La strada, caso mai, la si interrompe con uno scasso profondo, o con un ostacolo elastico. Se per esempio devi difendere un viale, per prima cosa tu abbatti gli alberi, con le fronde rivolte alla direzione da dove viene l’attacco, perché gli alberi sono difficili da rimuoversi. Lo scasso, se è profondo abbastanza, potrà servire come camminamento, per spostarsi da un lato all’altro della via: Ma deve proseguire fin dentro l’opposto androne.

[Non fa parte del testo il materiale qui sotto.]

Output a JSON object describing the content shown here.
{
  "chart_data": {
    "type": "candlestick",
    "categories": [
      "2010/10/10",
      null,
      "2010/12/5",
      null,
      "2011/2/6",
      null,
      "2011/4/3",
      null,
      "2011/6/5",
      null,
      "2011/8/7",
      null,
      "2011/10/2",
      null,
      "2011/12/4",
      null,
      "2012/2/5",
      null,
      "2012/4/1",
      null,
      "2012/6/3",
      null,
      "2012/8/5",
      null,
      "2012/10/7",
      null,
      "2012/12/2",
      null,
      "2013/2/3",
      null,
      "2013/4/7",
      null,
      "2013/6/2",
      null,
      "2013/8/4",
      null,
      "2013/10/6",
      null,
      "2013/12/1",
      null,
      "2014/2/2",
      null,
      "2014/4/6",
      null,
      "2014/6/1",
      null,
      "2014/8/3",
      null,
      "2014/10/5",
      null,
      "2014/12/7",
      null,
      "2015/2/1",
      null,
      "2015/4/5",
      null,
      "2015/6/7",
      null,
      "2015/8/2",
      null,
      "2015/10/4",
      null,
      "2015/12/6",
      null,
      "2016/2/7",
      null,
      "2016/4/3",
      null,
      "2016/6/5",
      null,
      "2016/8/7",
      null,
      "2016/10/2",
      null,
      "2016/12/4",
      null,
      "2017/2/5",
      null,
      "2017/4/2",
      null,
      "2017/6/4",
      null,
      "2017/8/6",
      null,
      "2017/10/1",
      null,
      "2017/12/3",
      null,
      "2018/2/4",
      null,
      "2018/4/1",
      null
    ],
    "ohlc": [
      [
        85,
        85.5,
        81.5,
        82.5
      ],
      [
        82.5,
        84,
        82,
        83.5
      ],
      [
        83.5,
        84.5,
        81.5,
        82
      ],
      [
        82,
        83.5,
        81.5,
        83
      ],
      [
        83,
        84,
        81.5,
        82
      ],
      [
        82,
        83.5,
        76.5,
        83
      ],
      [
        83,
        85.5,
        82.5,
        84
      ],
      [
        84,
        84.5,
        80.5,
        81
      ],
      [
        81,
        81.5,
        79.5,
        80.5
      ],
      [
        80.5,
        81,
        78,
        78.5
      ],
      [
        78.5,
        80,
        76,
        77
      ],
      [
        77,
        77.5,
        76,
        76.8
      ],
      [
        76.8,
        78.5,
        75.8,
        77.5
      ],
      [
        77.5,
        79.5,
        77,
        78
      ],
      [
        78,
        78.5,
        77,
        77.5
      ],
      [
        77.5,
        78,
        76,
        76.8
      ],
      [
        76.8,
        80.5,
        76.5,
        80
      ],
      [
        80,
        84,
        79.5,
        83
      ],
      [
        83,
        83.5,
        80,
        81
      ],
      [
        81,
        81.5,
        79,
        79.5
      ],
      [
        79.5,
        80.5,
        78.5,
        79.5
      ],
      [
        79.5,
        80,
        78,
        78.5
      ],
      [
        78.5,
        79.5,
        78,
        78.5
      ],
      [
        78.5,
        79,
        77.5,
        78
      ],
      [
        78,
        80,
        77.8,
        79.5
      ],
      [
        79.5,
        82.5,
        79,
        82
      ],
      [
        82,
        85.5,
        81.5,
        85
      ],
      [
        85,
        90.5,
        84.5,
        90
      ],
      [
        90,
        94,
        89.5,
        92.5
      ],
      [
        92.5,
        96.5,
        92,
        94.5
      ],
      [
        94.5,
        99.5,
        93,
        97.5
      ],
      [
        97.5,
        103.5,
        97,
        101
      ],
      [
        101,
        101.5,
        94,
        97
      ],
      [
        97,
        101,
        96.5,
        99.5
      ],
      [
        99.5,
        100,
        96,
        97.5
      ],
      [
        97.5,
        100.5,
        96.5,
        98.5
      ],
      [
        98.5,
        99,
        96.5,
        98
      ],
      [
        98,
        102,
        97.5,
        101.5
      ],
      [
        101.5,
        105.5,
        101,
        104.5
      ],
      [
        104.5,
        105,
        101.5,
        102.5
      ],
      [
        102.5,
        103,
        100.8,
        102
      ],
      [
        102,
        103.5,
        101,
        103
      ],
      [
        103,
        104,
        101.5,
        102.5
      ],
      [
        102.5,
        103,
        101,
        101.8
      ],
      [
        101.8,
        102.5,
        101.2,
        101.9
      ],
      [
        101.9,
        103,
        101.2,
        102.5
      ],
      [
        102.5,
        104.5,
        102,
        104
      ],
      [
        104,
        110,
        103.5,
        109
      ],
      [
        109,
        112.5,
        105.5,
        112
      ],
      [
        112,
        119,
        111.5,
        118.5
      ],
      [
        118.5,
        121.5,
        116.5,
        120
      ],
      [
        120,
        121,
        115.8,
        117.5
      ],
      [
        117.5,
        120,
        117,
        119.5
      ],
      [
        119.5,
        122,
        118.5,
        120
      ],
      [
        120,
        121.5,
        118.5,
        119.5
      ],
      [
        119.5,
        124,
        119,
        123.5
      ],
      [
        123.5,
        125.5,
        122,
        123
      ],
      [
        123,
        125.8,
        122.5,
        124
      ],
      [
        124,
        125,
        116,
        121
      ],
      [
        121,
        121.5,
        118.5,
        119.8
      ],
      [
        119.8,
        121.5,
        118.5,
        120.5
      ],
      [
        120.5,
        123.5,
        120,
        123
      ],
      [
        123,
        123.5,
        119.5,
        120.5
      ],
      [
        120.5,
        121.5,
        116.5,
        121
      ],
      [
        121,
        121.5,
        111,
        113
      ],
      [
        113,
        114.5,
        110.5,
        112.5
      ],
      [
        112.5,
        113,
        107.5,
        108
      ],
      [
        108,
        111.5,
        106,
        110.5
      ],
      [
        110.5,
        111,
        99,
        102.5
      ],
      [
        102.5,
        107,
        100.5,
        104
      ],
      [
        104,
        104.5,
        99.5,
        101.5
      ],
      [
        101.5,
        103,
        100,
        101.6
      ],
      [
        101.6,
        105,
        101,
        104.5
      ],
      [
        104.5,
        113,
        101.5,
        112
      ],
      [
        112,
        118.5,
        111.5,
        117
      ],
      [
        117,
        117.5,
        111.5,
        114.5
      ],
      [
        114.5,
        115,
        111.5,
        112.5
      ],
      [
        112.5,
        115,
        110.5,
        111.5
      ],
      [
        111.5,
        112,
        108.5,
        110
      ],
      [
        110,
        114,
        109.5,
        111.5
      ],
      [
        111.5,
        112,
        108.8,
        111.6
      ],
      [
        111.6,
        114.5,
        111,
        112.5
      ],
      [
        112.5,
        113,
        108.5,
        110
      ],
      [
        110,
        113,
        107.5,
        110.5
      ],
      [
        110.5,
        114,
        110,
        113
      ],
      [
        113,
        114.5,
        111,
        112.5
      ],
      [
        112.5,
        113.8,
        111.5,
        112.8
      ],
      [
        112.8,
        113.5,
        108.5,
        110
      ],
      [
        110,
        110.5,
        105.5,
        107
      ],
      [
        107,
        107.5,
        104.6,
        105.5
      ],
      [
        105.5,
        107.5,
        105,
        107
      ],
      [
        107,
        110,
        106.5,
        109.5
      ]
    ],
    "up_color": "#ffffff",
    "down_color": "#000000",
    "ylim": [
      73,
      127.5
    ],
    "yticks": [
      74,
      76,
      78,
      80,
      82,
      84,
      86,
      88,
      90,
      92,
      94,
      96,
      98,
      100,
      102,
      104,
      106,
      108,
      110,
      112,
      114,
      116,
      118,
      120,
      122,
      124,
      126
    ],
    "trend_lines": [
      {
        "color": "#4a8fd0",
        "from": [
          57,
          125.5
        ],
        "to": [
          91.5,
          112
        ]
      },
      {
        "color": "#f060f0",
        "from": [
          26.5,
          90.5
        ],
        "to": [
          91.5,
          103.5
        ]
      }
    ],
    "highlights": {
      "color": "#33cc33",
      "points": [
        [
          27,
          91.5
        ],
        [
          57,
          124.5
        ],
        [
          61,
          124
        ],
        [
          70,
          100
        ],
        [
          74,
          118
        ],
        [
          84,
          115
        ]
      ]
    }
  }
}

E in ogni modo questi passaggi da lato a lato della via debbono essere rapidi e saltuari, soltanto in caso di assoluta necessità, un ordine urgente, per esempio, un afflusso di rinforzi o di materiali, un soccorso a un ferito.
Per il resto bisogna muoversi sempre su di un lato della strada, passando per i cortili, per i tetti, per le altane, sfondando ove necessario i muri divisori fra stanza e stanza, fra costruzione e costruzione. Così si combatte per le strade, oggi. Altro che barricate”. >>

Da La vita agra, di Luciano Bianciardi, Milano, 1962, pp.57,58, 59, 60 e 61.